Meetings, money, files being uploaded. To me, that spelled progress. My new year’s resolution seemed well within reach.


Fast forward a few months, and the folks at Builder.ai had their own reckoning, declaring bankruptcy and dissolving the company. The actual coding progress on my app? Nil. I had designs, decks, and dreams. But no code, no product, and $12,000 gone.


It was gut-wrenching. I wasn’t a business owner. I’d never done anything like this on my own. My career has always been about making other people, brands, and products look good, celebrating everyone else’s success. The writing on the wall seemed clear: I wasn’t meant to captain a ship. I was meant to keep the engines running.

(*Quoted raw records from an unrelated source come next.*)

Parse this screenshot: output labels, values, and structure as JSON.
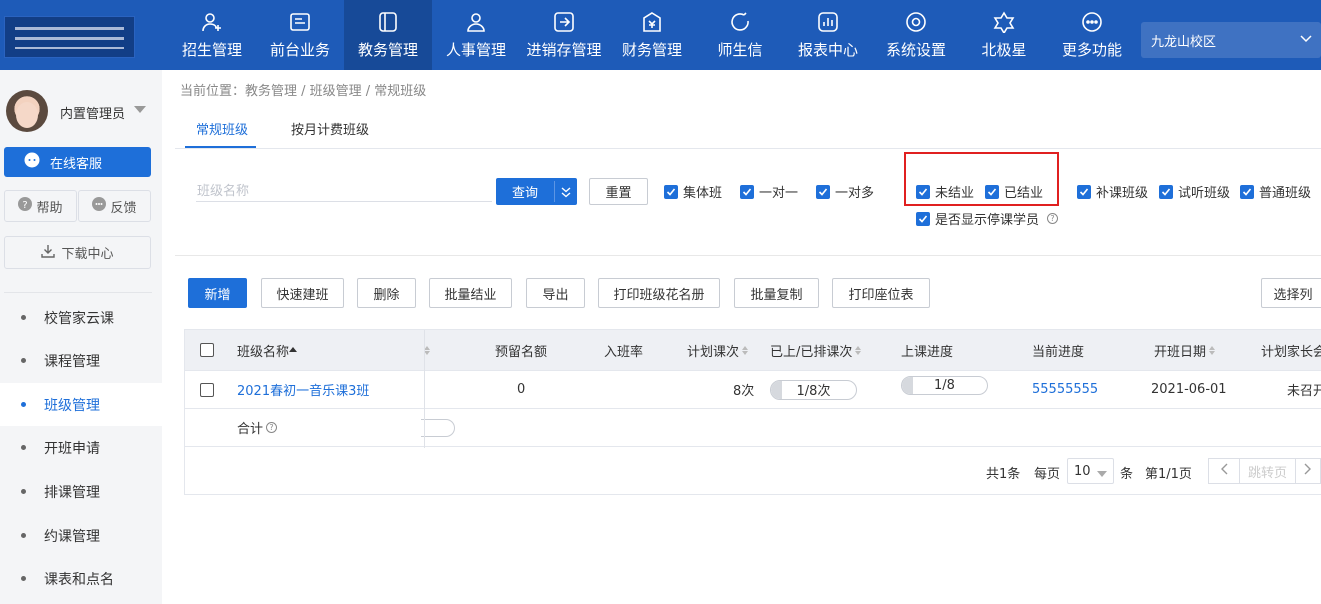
{
  "nav": {
    "items": [
      {
        "label": "招生管理",
        "icon": "user-plus-icon"
      },
      {
        "label": "前台业务",
        "icon": "monitor-icon"
      },
      {
        "label": "教务管理",
        "icon": "book-icon"
      },
      {
        "label": "人事管理",
        "icon": "person-icon"
      },
      {
        "label": "进销存管理",
        "icon": "inventory-icon"
      },
      {
        "label": "财务管理",
        "icon": "finance-icon"
      },
      {
        "label": "师生信",
        "icon": "chat-icon"
      },
      {
        "label": "报表中心",
        "icon": "report-icon"
      },
      {
        "label": "系统设置",
        "icon": "settings-icon"
      },
      {
        "label": "北极星",
        "icon": "star-icon"
      },
      {
        "label": "更多功能",
        "icon": "more-icon"
      }
    ],
    "active_index": 2,
    "campus": "九龙山校区"
  },
  "sidebar": {
    "user_name": "内置管理员",
    "service_label": "在线客服",
    "help_label": "帮助",
    "feedback_label": "反馈",
    "download_label": "下载中心",
    "menu": [
      "校管家云课",
      "课程管理",
      "班级管理",
      "开班申请",
      "排课管理",
      "约课管理",
      "课表和点名"
    ],
    "active_menu": 2
  },
  "breadcrumb": "当前位置：教务管理 / 班级管理 / 常规班级",
  "tabs": [
    "常规班级",
    "按月计费班级"
  ],
  "filters": {
    "search_placeholder": "班级名称",
    "query_label": "查询",
    "reset_label": "重置",
    "class_types": [
      "集体班",
      "一对一",
      "一对多"
    ],
    "status": [
      "未结业",
      "已结业"
    ],
    "kinds": [
      "补课班级",
      "试听班级",
      "普通班级"
    ],
    "show_suspended": "是否显示停课学员"
  },
  "toolbar": {
    "add": "新增",
    "quick": "快速建班",
    "delete": "删除",
    "batch_finish": "批量结业",
    "export": "导出",
    "print_roster": "打印班级花名册",
    "batch_copy": "批量复制",
    "print_seats": "打印座位表",
    "choose_cols": "选择列"
  },
  "table": {
    "headers": {
      "name": "班级名称",
      "reserved": "预留名额",
      "enroll_rate": "入班率",
      "planned": "计划课次",
      "done_scheduled": "已上/已排课次",
      "progress": "上课进度",
      "current": "当前进度",
      "start_date": "开班日期",
      "parent_meeting": "计划家长会"
    },
    "rows": [
      {
        "name": "2021春初一音乐课3班",
        "reserved": "0",
        "enroll_rate": "",
        "planned": "8次",
        "done_scheduled": "1/8次",
        "done_fraction": 0.125,
        "progress": "1/8",
        "progress_fraction": 0.125,
        "current": "55555555",
        "start_date": "2021-06-01",
        "parent_meeting": "未召开"
      }
    ],
    "total_label": "合计"
  },
  "pagination": {
    "total": "共1条",
    "per_page_label": "每页",
    "page_size": "10",
    "unit": "条",
    "page_info": "第1/1页",
    "jump": "跳转页"
  },
  "colors": {
    "primary": "#1e6fd9",
    "topbar": "#1e5bb8",
    "highlight": "#e02020"
  }
}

But thankfully, I’ve got family, friends, and mentors who never quite let me settle into that story. They reminded me (sometimes gently, sometimes not) that failure isn’t final. Everyone hits walls. Success is waiting on the other side of fear. In short: suck it up, keep going, or stay stuck.


And then something unexpected happened. I felt relieved. Working with another company had given me a false sense of security. When that fell away, I realized I finally had control. This was my project, my platform, and my dream for better or worse.


Now, I’m days away from launch. It’s not perfect, but perfection already cost me enough time and money. What it is, though, is real. And it’s ready.


I hope it helps people. I hope it resonates. But mostly, I’m just proud that it exists at all.


To everyone who’s encouraged me, listened to me ramble, or even doubted me just enough to light a fire...thank you.


There’s still so much work ahead, but at least now I can say I’m doing it. Succeed or fail, I’m in the game, and that alone feels like a victory worth celebrating.